29/02/2020 - helio batista

 

Começa na próxima segunda-feira, 2 de março, e termina em 30 de abril o prazo para a entrega das declarações do Imposto de Renda. Têm de cumprir essa obrigação todos os trabalhadores que no ano passado receberam mais de R$ 1.903,98 por mês, o que corresponde a menos de dois salários mínimos.

Segundo o Sindicato Nacional dos Auditores Fiscais da Receita Federal (Sindifisco Nacional), se a tabela do Imposto de Renda fosse corrigida de acordo com a inflação, estaria isento quem recebeu até R$ 3.881,65. O número de pessoas isentas passaria de 10 milhões para 20 milhões.

A defasagem da tabela superou pela primeira vez os 100%, de acordo com os cálculos do Sindifisco. A diferença entre o IPCA acumulado desde 1996 (quando a tabela começou a apresentar valores em reais) e a correção aplicada até o ano passado atingiu 103,87%, diz o Sindicato.

Em apenas cinco desses 23 anos as correções superaram a inflação: 2002, 2005, 2006, 2007 e 2009. A última alteração foi feita em 2015, quando o governo aceitou corrigir a tabela após negociações com o Congresso, aplicando um reajuste escalonado de acordo com as faixas de renda, de 4,5% a 6,5%. Mas a mudança valeu apenas a partir de abril e o IPCA de 2014 já havia chegado a 6,41%.

Categoria paga alíquota máxima

“Como a faixa de isenção não se eleva, a cada ano, mais contribuintes com proporcionalmente menos renda tributável (em especial os assalariados) ingressam na faixa de retenção”, escreveu o jornalista e auditor fiscal aposentado Vilson Antonio Romero, em artigo publicado no site do Departamento Intersindical de Assessoria Parlamentar (Diap). “Portanto, essa defasagem eleva a carga tributária dos menos aquinhoados, dos mais pobres”, acrescentou.

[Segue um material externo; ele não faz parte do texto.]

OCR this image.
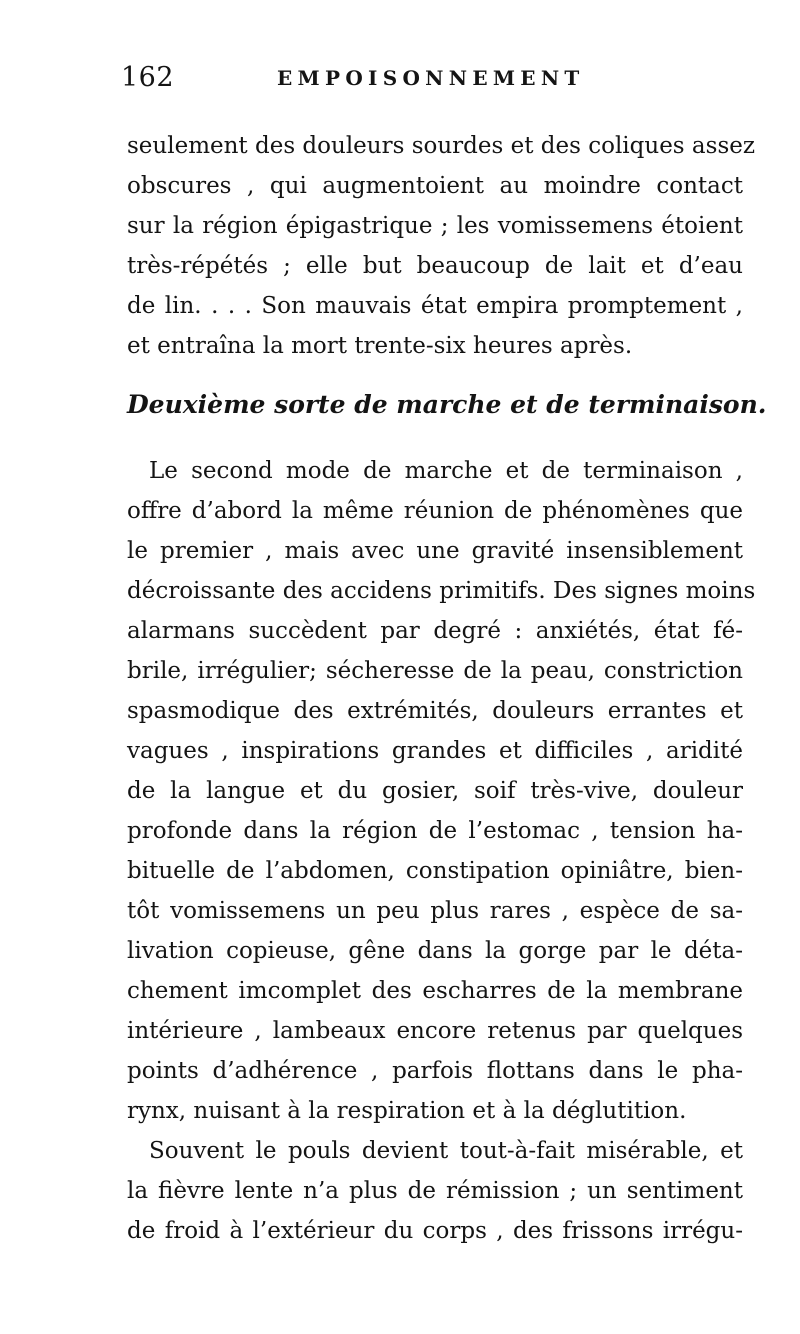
162	EMPOISONNEMENT
seulement des douleurs sourdes et des coliques assez
obscures , qui augmentoient au moindre contact
sur la région épigastrique ; les vomissemens étoient
très-répétés ; elle but beaucoup de lait et d’eau
de lin. . . . Son mauvais état empira promptement ,
et entraîna la mort trente-six heures après.
Deuxième sorte de marche et de terminaison.
Le second mode de marche et de terminaison ,
offre d’abord la même réunion de phénomènes que
le premier , mais avec une gravité insensiblement
décroissante des accidens primitifs. Des signes moins
alarmans succèdent par degré : anxiétés, état fé-
brile, irrégulier; sécheresse de la peau, constriction
spasmodique des extrémités, douleurs errantes et
vagues , inspirations grandes et difficiles , aridité
de la langue et du gosier, soif très-vive, douleur
profonde dans la région de l’estomac , tension ha-
bituelle de l’abdomen, constipation opiniâtre, bien-
tôt vomissemens un peu plus rares , espèce de sa-
livation copieuse, gêne dans la gorge par le déta-
chement imcomplet des escharres de la membrane
intérieure , lambeaux encore retenus par quelques
points d’adhérence , parfois flottans dans le pha-
rynx, nuisant à la respiration et à la déglutition.
Souvent le pouls devient tout-à-fait misérable, et
la fièvre lente n’a plus de rémission ; un sentiment
de froid à l’extérieur du corps , des frissons irrégu-
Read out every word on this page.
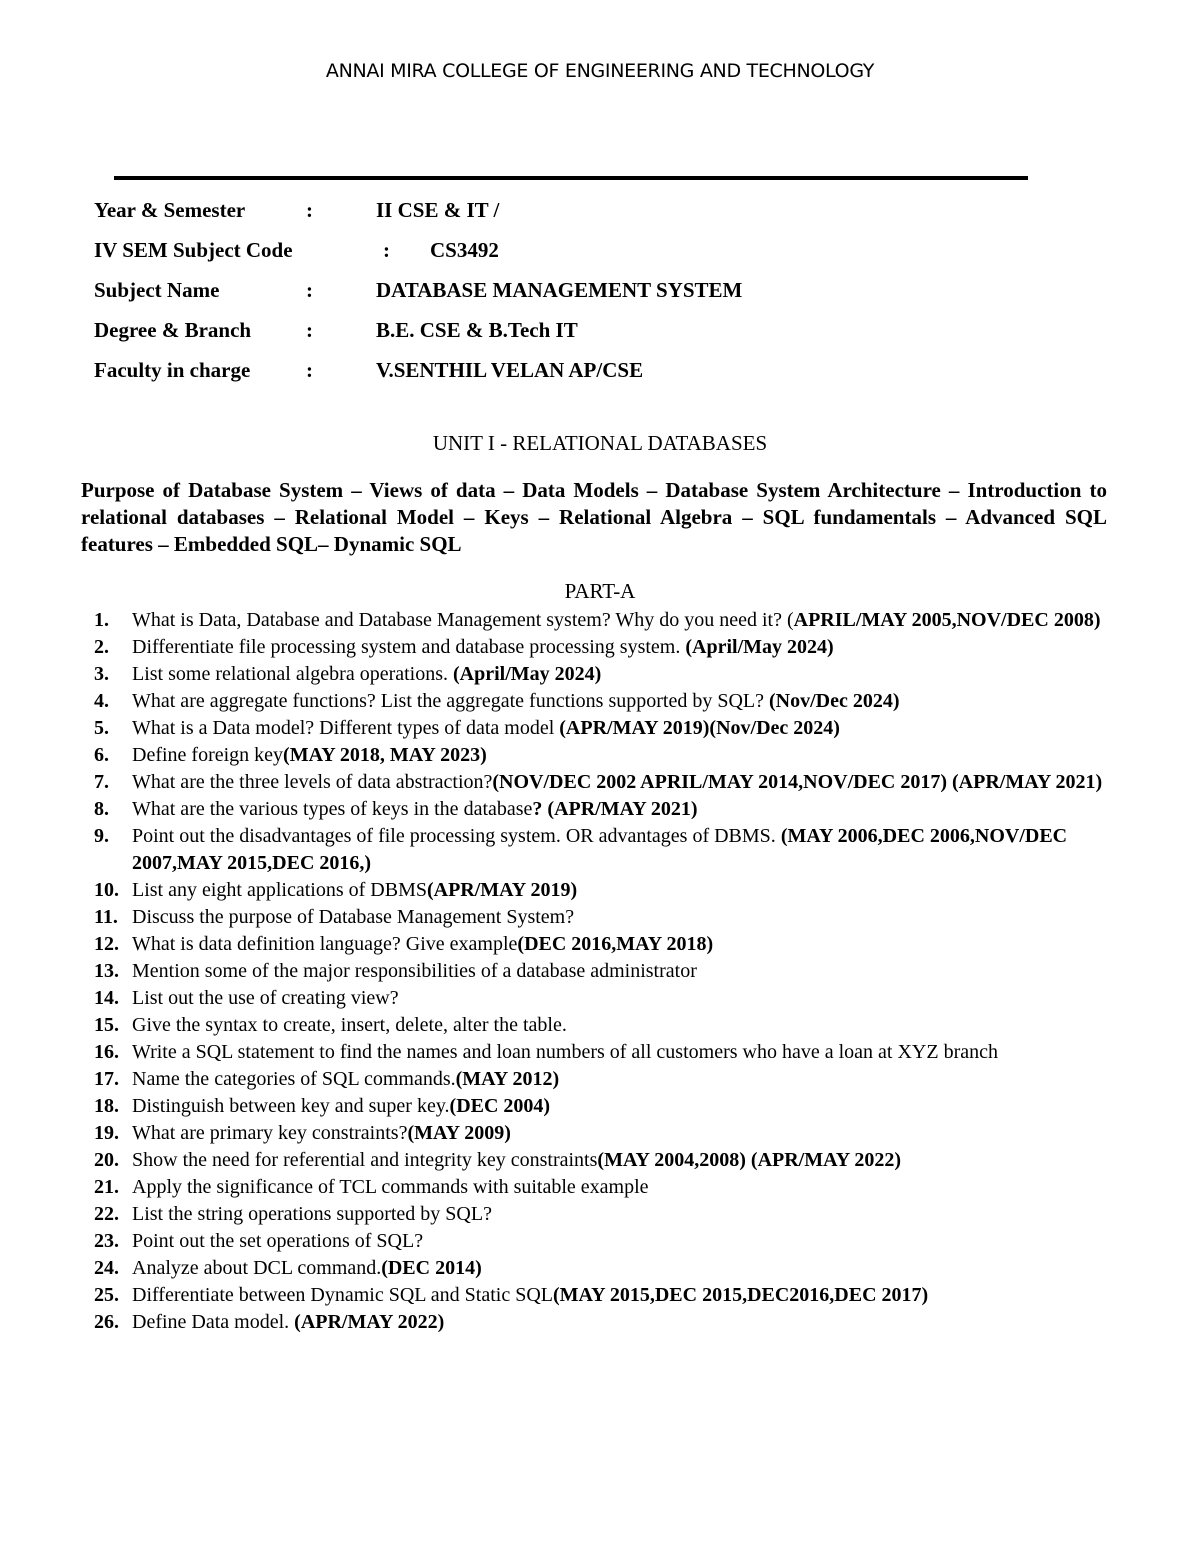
ANNAI MIRA COLLEGE OF ENGINEERING AND TECHNOLOGY
Year & Semester	:	II CSE & IT /
IV SEM Subject Code	: CS3492
Subject Name	:	DATABASE MANAGEMENT SYSTEM
Degree & Branch	:	B.E. CSE & B.Tech IT
Faculty in charge	:	V.SENTHIL VELAN AP/CSE
UNIT I - RELATIONAL DATABASES
Purpose of Database System – Views of data – Data Models – Database System Architecture – Introduction to relational databases – Relational Model – Keys – Relational Algebra – SQL fundamentals – Advanced SQL features – Embedded SQL– Dynamic SQL
PART-A
1.	What is Data, Database and Database Management system? Why do you need it? (APRIL/MAY 2005,NOV/DEC 2008)
2.	Differentiate file processing system and database processing system. (April/May 2024)
3.	List some relational algebra operations. (April/May 2024)
4.	What are aggregate functions? List the aggregate functions supported by SQL? (Nov/Dec 2024)
5.	What is a Data model? Different types of data model (APR/MAY 2019)(Nov/Dec 2024)
6.	Define foreign key(MAY 2018, MAY 2023)
7.	What are the three levels of data abstraction?(NOV/DEC 2002 APRIL/MAY 2014,NOV/DEC 2017) (APR/MAY 2021)
8.	What are the various types of keys in the database? (APR/MAY 2021)
9.	Point out the disadvantages of file processing system. OR advantages of DBMS. (MAY 2006,DEC 2006,NOV/DEC 2007,MAY 2015,DEC 2016,)
10. List any eight applications of DBMS(APR/MAY 2019)
11. Discuss the purpose of Database Management System?
12. What is data definition language? Give example(DEC 2016,MAY 2018)
13. Mention some of the major responsibilities of a database administrator
14. List out the use of creating view?
15. Give the syntax to create, insert, delete, alter the table.
16. Write a SQL statement to find the names and loan numbers of all customers who have a loan at XYZ branch
17. Name the categories of SQL commands.(MAY 2012)
18. Distinguish between key and super key.(DEC 2004)
19. What are primary key constraints?(MAY 2009)
20. Show the need for referential and integrity key constraints(MAY 2004,2008) (APR/MAY 2022)
21. Apply the significance of TCL commands with suitable example
22. List the string operations supported by SQL?
23. Point out the set operations of SQL?
24. Analyze about DCL command.(DEC 2014)
25. Differentiate between Dynamic SQL and Static SQL(MAY 2015,DEC 2015,DEC2016,DEC 2017)
26. Define Data model. (APR/MAY 2022)
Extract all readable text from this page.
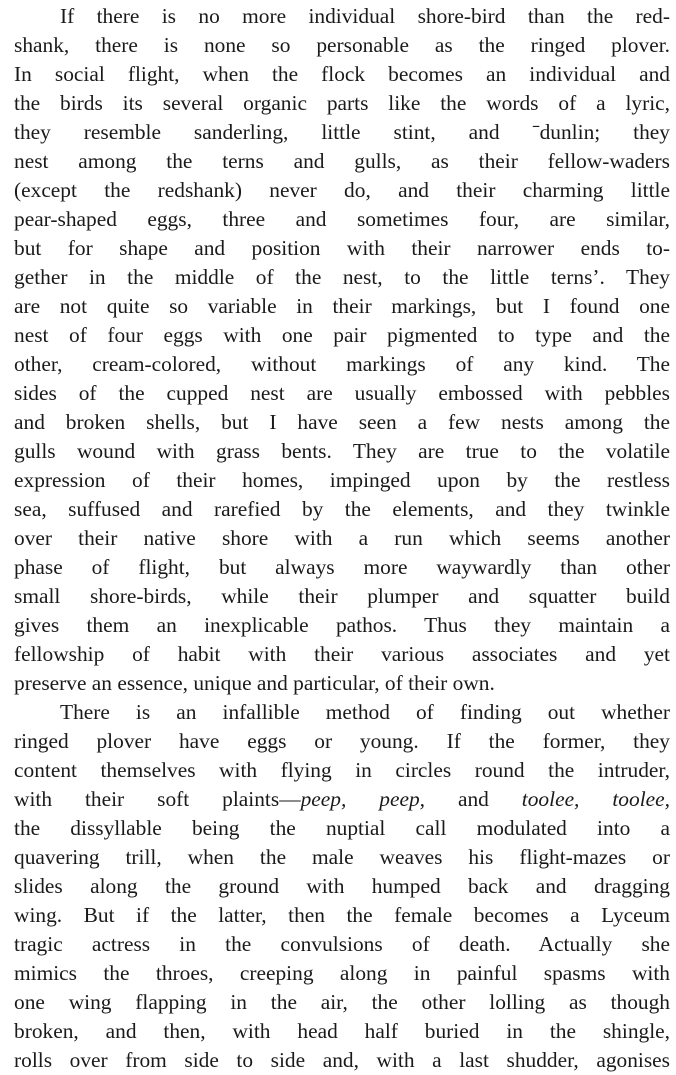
If there is no more individual shore-bird than the red-
shank, there is none so personable as the ringed plover.
In social flight, when the flock becomes an individual and
the birds its several organic parts like the words of a lyric,
they resemble sanderling, little stint, and ˉdunlin; they
nest among the terns and gulls, as their fellow-waders
(except the redshank) never do, and their charming little
pear-shaped eggs, three and sometimes four, are similar,
but for shape and position with their narrower ends to-
gether in the middle of the nest, to the little terns’. They
are not quite so variable in their markings, but I found one
nest of four eggs with one pair pigmented to type and the
other, cream-colored, without markings of any kind. The
sides of the cupped nest are usually embossed with pebbles
and broken shells, but I have seen a few nests among the
gulls wound with grass bents. They are true to the volatile
expression of their homes, impinged upon by the restless
sea, suffused and rarefied by the elements, and they twinkle
over their native shore with a run which seems another
phase of flight, but always more waywardly than other
small shore-birds, while their plumper and squatter build
gives them an inexplicable pathos. Thus they maintain a
fellowship of habit with their various associates and yet
preserve an essence, unique and particular, of their own.

There is an infallible method of finding out whether
ringed plover have eggs or young. If the former, they
content themselves with flying in circles round the intruder,
with their soft plaints—peep, peep, and toolee, toolee,
the dissyllable being the nuptial call modulated into a
quavering trill, when the male weaves his flight-mazes or
slides along the ground with humped back and dragging
wing. But if the latter, then the female becomes a Lyceum
tragic actress in the convulsions of death. Actually she
mimics the throes, creeping along in painful spasms with
one wing flapping in the air, the other lolling as though
broken, and then, with head half buried in the shingle,
rolls over from side to side and, with a last shudder, agonises
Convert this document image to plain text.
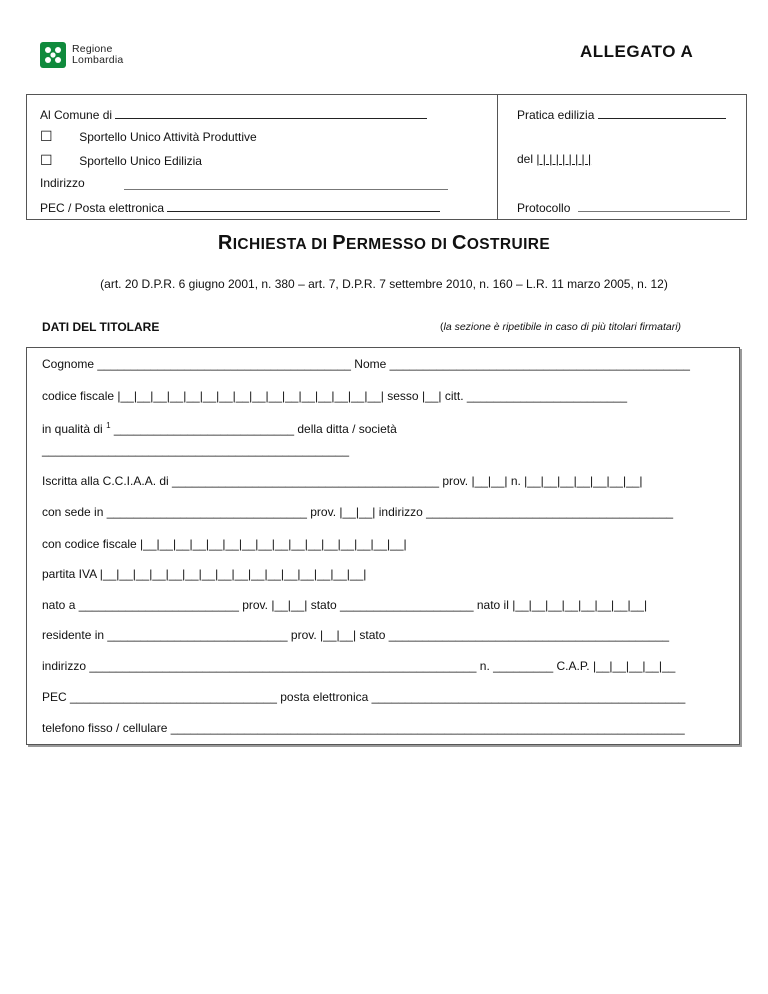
Regione
Lombardia	ALLEGATO A
Al Comune di
☐ Sportello Unico Attività Produttive
☐ Sportello Unico Edilizia
Indirizzo
PEC / Posta elettronica
Pratica edilizia
del | | | | | | | | |
Protocollo
RICHIESTA DI PERMESSO DI COSTRUIRE
(art. 20 D.P.R. 6 giugno 2001, n. 380 – art. 7, D.P.R. 7 settembre 2010, n. 160 – L.R. 11 marzo 2005, n. 12)
DATI DEL TITOLARE	(la sezione è ripetibile in caso di più titolari firmatari)
Cognome ______________________________________ Nome _____________________________________________
codice fiscale |__|__|__|__|__|__|__|__|__|__|__|__|__|__|__|__| sesso |__| citt. ________________________
in qualità di $^1$ ___________________________ della ditta / società
______________________________________________
Iscritta alla C.C.I.A.A. di ________________________________________ prov. |__|__| n. |__|__|__|__|__|__|__|
con sede in ______________________________ prov. |__|__| indirizzo _____________________________________
con codice fiscale |__|__|__|__|__|__|__|__|__|__|__|__|__|__|__|__|
partita IVA |__|__|__|__|__|__|__|__|__|__|__|__|__|__|__|__|
nato a ________________________ prov. |__|__| stato ____________________ nato il |__|__|__|__|__|__|__|__|
residente in ___________________________ prov. |__|__| stato __________________________________________
indirizzo __________________________________________________________ n. _________ C.A.P. |__|__|__|__|__
PEC _______________________________ posta elettronica _______________________________________________
telefono fisso / cellulare _____________________________________________________________________________
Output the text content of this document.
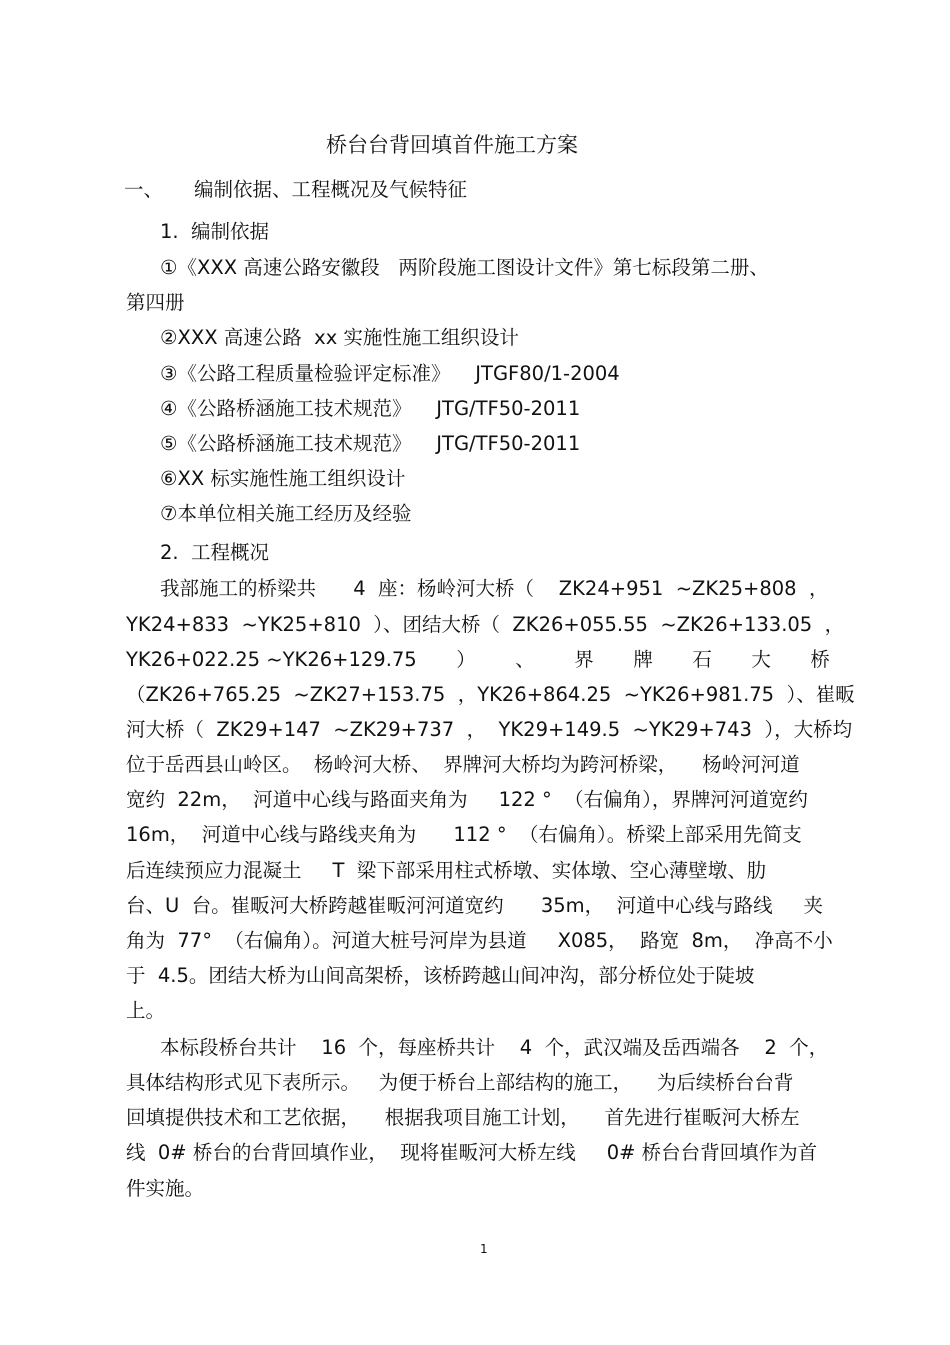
桥台台背回填首件施工方案
一、 编制依据、工程概况及气候特征
1.  编制依据
①《XXX 高速公路安徽段   两阶段施工图设计文件》第七标段第二册、
第四册
②XXX 高速公路  xx 实施性施工组织设计
③《公路工程质量检验评定标准》    JTGF80/1-2004
④《公路桥涵施工技术规范》    JTG/TF50-2011
⑤《公路桥涵施工技术规范》    JTG/TF50-2011
⑥XX 标实施性施工组织设计
⑦本单位相关施工经历及经验
2.  工程概况
我部施工的桥梁共      4  座：杨岭河大桥（    ZK24+951  ~ZK25+808  ，
YK24+833  ~YK25+810  ）、团结大桥（  ZK26+055.55  ~ZK26+133.05  ，
YK26+022.25 ~YK26+129.75 ） 、 界 牌 石 大 桥
（ZK26+765.25  ~ZK27+153.75  ，YK26+864.25  ~YK26+981.75  ）、崔畈
河大桥（  ZK29+147  ~ZK29+737  ，  YK29+149.5  ~YK29+743  ），大桥均
位于岳西县山岭区。  杨岭河大桥、  界牌河大桥均为跨河桥梁，    杨岭河河道
宽约  22m，  河道中心线与路面夹角为     122 °  （右偏角），界牌河河道宽约
16m，  河道中心线与路线夹角为      112 °  （右偏角）。桥梁上部采用先简支
后连续预应力混凝土     T  梁下部采用柱式桥墩、实体墩、空心薄壁墩、肋
台、U  台。崔畈河大桥跨越崔畈河河道宽约      35m，  河道中心线与路线     夹
角为  77°  （右偏角）。河道大桩号河岸为县道     X085，  路宽  8m，  净高不小
于  4.5。团结大桥为山间高架桥，该桥跨越山间冲沟，部分桥位处于陡坡
上。
本标段桥台共计    16  个，每座桥共计    4  个，武汉端及岳西端各    2  个，
具体结构形式见下表所示。   为便于桥台上部结构的施工，    为后续桥台台背
回填提供技术和工艺依据，    根据我项目施工计划，    首先进行崔畈河大桥左
线  0# 桥台的台背回填作业，  现将崔畈河大桥左线     0# 桥台台背回填作为首
件实施。
1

A falta de correção da tabela não apenas aumenta a parcela salarial retida na fonte como também diminui as deduções. De acordo com o Sindifisco, a aplicação integral do IPCA elevaria a dedução por dependente dos atuais R$ 2.275,08 para R$ 4.646,40 por ano. O teto das deduções com educação passaria de R$ 3.561,50 para R$ 7.260,83.

Entre os servidores do Judiciário Federal, a alíquota máxima do imposto de Renda, de 27,5%, atinge praticamente todos os níveis da carreira (a exceção seria os padrões iniciais do nível auxiliar, para os quais não há concursos há anos). Vilson Romero cita o exemplo de quem ganha valor líquido próximo ao teto do INSS (R$ 6.101): nesse caso, o desconto mensal na fonte, que hoje é de R$ 808,15, não passaria de R$ 195,32 se a tabela fosse corrigida.

O Imposto de Renda incide sobre o Vencimento Básico e as gratificações (GAJ, GAE, etc.), mas não sobre as chamadas verbas indenizatórias, como os auxílios alimentação, saúde e creche. Um caso peculiar é o abono de permanência, que mesmo sendo considerado verba indenizatória, sofre incidência do Imposto.

Confisco

O impacto da mordida do Leão sobre os salários dos servidores é ampliado pelo congelamento salarial da categoria. A última parcela da reposição conquistada em 2016 foi incorporada aos vencimentos em janeiro do ano passado e não há uma nova proposta por parte do STF. Só em 2019, a inflação oficial (IPCA) corroeu 4,31% dos salários.

Com a reforma da Previdência, o que já era uma grande perda de renda se tornou um verdadeiro confisco. A partir do próximo mês, a alíquota de contribuição previdenciária sobe de 11% para 14,68%, em média, sendo paga tanto por servidores da ativa quanto por aposentados e pensionistas.

É importante observar que as alíquotas do Imposto de Renda e da contribuição previdenciária são aplicadas de forma progressiva sobre cada faixa do salário.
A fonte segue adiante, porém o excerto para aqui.